Key Highlights of the Fiscal Year 2016 OIG Work Plan


On November 2, 2015, the Department of Health and Human Services (HHS) Office of Inspector General (OIG) released its annual Work Plan for Fiscal Year (FY) 2016. The 2016 Work Plan sets forth planned audits and evaluations with indicators for whether the work was in progress at the start of FY 2016, revised for FY 2016, or represents a new project to be implemented in FY 2016 and beyond.

Review of the FY 2016 Work Plan reveals a significant overlap in the OIG’s audits and evaluations for FY 2016 and FY 2015. However, the FY 2016 Work Plan also sets forth a number of new focus areas including: medical device credits; physician referrals and orders of Medicare services and supplies; the Centers for Medicare & Medicaid Services (CMS) management of the ICD-10 implementation; and Medicaid specialty drug pricing and reimbursement. The Work Plan also identifies several areas that have been revised since FY 2015 including: hospice general inpatient care; covered uses for Medicare Part B drugs; review of financial interests reported under the Open Payments Program; and CMS oversight of States’ Medicaid information systems security controls.

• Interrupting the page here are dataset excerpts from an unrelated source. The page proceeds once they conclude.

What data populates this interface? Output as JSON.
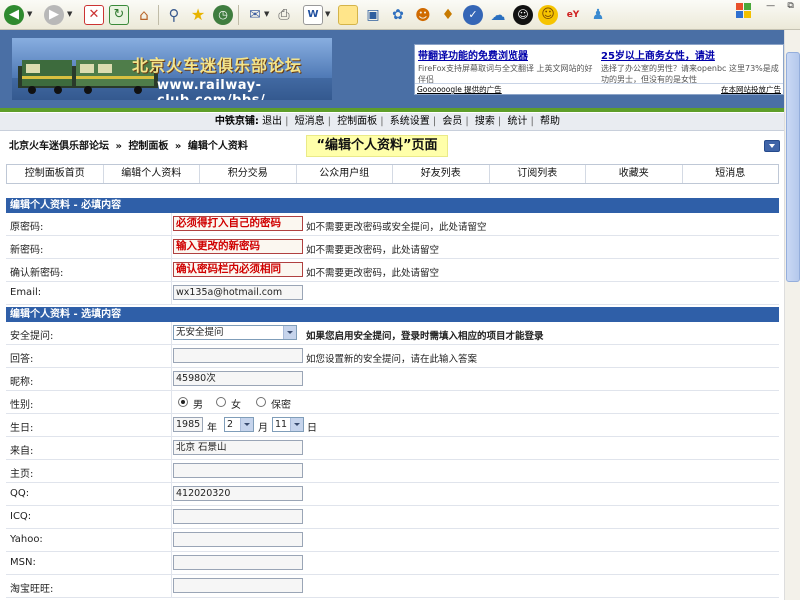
{
  "browser": {
    "toolbar_icons": [
      "back-icon",
      "forward-icon",
      "stop-icon",
      "refresh-icon",
      "home-icon",
      "search-icon",
      "favorites-icon",
      "history-icon",
      "mail-icon",
      "print-icon",
      "edit-icon",
      "note-icon",
      "messenger-icon",
      "discuss-icon",
      "emoticon-icon",
      "bag-icon",
      "info-icon",
      "blog-icon",
      "qq-icon",
      "smiley-icon",
      "ebay-icon",
      "msn-icon"
    ],
    "window_controls": [
      "—",
      "⧉"
    ]
  },
  "header": {
    "site_title": "北京火车迷俱乐部论坛",
    "site_url": "www.railway-club.com/bbs/",
    "ads": [
      {
        "title": "带翻译功能的免费浏览器",
        "text": "FireFox支持屏幕取词与全文翻译 上英文网站的好伴侣"
      },
      {
        "title": "25岁以上商务女性，请进",
        "text": "选择了办公室的男性？请来openbc 这里73%是成功的男士，但没有的是女性"
      }
    ],
    "ad_footer_left": "Goooooogle 提供的广告",
    "ad_footer_right": "在本网站投放广告"
  },
  "topnav": {
    "user_prefix": "中铁京铺:",
    "items": [
      "退出",
      "短消息",
      "控制面板",
      "系统设置",
      "会员",
      "搜索",
      "统计",
      "帮助"
    ]
  },
  "breadcrumb": [
    "北京火车迷俱乐部论坛",
    "控制面板",
    "编辑个人资料"
  ],
  "breadcrumb_sep": "»",
  "page_title": "“编辑个人资料”页面",
  "tabs": [
    "控制面板首页",
    "编辑个人资料",
    "积分交易",
    "公众用户组",
    "好友列表",
    "订阅列表",
    "收藏夹",
    "短消息"
  ],
  "required_section": {
    "title": "编辑个人资料 - 必填内容",
    "rows": [
      {
        "label": "原密码:",
        "value": "必须得打入自己的密码",
        "note": "如不需要更改密码或安全提问，此处请留空"
      },
      {
        "label": "新密码:",
        "value": "输入更改的新密码",
        "note": "如不需要更改密码，此处请留空"
      },
      {
        "label": "确认新密码:",
        "value": "确认密码栏内必须相同",
        "note": "如不需要更改密码，此处请留空"
      },
      {
        "label": "Email:",
        "value": "wx135a@hotmail.com",
        "note": ""
      }
    ]
  },
  "optional_section": {
    "title": "编辑个人资料 - 选填内容",
    "security_question": {
      "label": "安全提问:",
      "selected": "无安全提问",
      "note": "如果您启用安全提问，登录时需填入相应的项目才能登录"
    },
    "answer": {
      "label": "回答:",
      "value": "",
      "note": "如您设置新的安全提问，请在此输入答案"
    },
    "nickname": {
      "label": "昵称:",
      "value": "45980次"
    },
    "gender": {
      "label": "性别:",
      "options": [
        "男",
        "女",
        "保密"
      ],
      "selected": "男"
    },
    "birthday": {
      "label": "生日:",
      "year": "1985",
      "year_unit": "年",
      "month": "2",
      "month_unit": "月",
      "day": "11",
      "day_unit": "日"
    },
    "from": {
      "label": "来自:",
      "value": "北京 石景山"
    },
    "homepage": {
      "label": "主页:",
      "value": ""
    },
    "qq": {
      "label": "QQ:",
      "value": "412020320"
    },
    "icq": {
      "label": "ICQ:",
      "value": ""
    },
    "yahoo": {
      "label": "Yahoo:",
      "value": ""
    },
    "msn": {
      "label": "MSN:",
      "value": ""
    },
    "taobao": {
      "label": "淘宝旺旺:",
      "value": ""
    }
  }
}
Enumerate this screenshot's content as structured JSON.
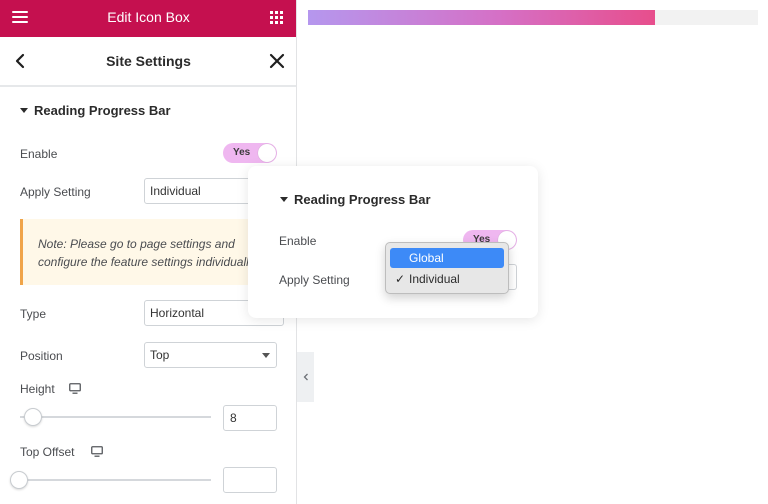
{
  "topbar": {
    "title": "Edit Icon Box",
    "color": "#c5104f"
  },
  "settings": {
    "title": "Site Settings"
  },
  "section": {
    "title": "Reading Progress Bar"
  },
  "fields": {
    "enable_label": "Enable",
    "enable_toggle": "Yes",
    "apply_label": "Apply Setting",
    "apply_value": "Individual",
    "note_line1": "Note: Please go to page settings and",
    "note_line2": "configure the feature settings individually.",
    "type_label": "Type",
    "type_value": "Horizontal",
    "position_label": "Position",
    "position_value": "Top",
    "height_label": "Height",
    "height_value": "8",
    "top_offset_label": "Top Offset",
    "top_offset_value": ""
  },
  "progress": {
    "fraction": 0.77,
    "gradient": [
      "#b597ee",
      "#d570c6",
      "#e74e8c"
    ]
  },
  "card": {
    "title": "Reading Progress Bar",
    "enable_label": "Enable",
    "enable_toggle": "Yes",
    "apply_label": "Apply Setting"
  },
  "dropdown": {
    "options": [
      {
        "label": "Global",
        "highlighted": true,
        "checked": false
      },
      {
        "label": "Individual",
        "highlighted": false,
        "checked": true
      }
    ],
    "check_glyph": "✓",
    "highlight_color": "#3d8af7"
  },
  "icons": {
    "menu": "hamburger-icon",
    "apps": "grid-icon",
    "back": "chevron-left-icon",
    "close": "close-icon",
    "responsive": "desktop-monitor-icon",
    "collapse": "chevron-left-icon"
  }
}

The OIG directs a vast majority of its resources toward safeguarding the integrity of the Medicare and Medicaid programs. This brief highlights select new and revised OIG reviews that impact Medicare and Medicaid providers and suppliers. This brief also identifies reviews with expected issue dates beyond FY 2016. Strategic Management selected reviews based on current client practice areas, high risk areas, and new initiatives. The OIG Office of Audit Services (OAS) or the OIG Office of Evaluation and Inspection (OEI) perform the reviews noted below. Health care providers and organizations may use the FY 2016 OIG Work Plan to identify corporate compliance risks, prioritize audit focus areas, and facilitate compliance program activities.

Medicare Part A & Part B


Medicare Oversight of Provider-Based Status (Revised)  Provider-based status allows hospital-owned and operated facilities to bill as hospital outpatient departments. The higher Medicare payments for services furnished at provider-based facilities may increase beneficiaries’ coinsurance liabilities. The Medicare Payment Advisory Commission has expressed concerns regarding the financial incentives related to provider-based status and stated that Medicare should seek to pay similar amounts for similar services. The OEI will determine the number of provider-based facilities that hospitals own and evaluate CMS’s provider-based billing oversight methods. The OEI will further determine whether provider-based facilities meet regulatory requirements[1] and whether any challenges surround the provider-based attestation review process.

Medical Device Credits for Replaced Medical Devices (New) – Medical devices implanted during inpatient or outpatient procedures may require replacement due to defects, recalls, or other complications. Federal regulations[2] require reducing Medicare payments for the replacement of implanted devices. Prior OIG reviews have determined that Medicare Administrative Contractors (MACs) have made improper payments to hospitals for inpatient and outpatient claims for replaced medical devices. The OAS will determine whether Medicare payments for replaced medical devices followed Medicare requirements.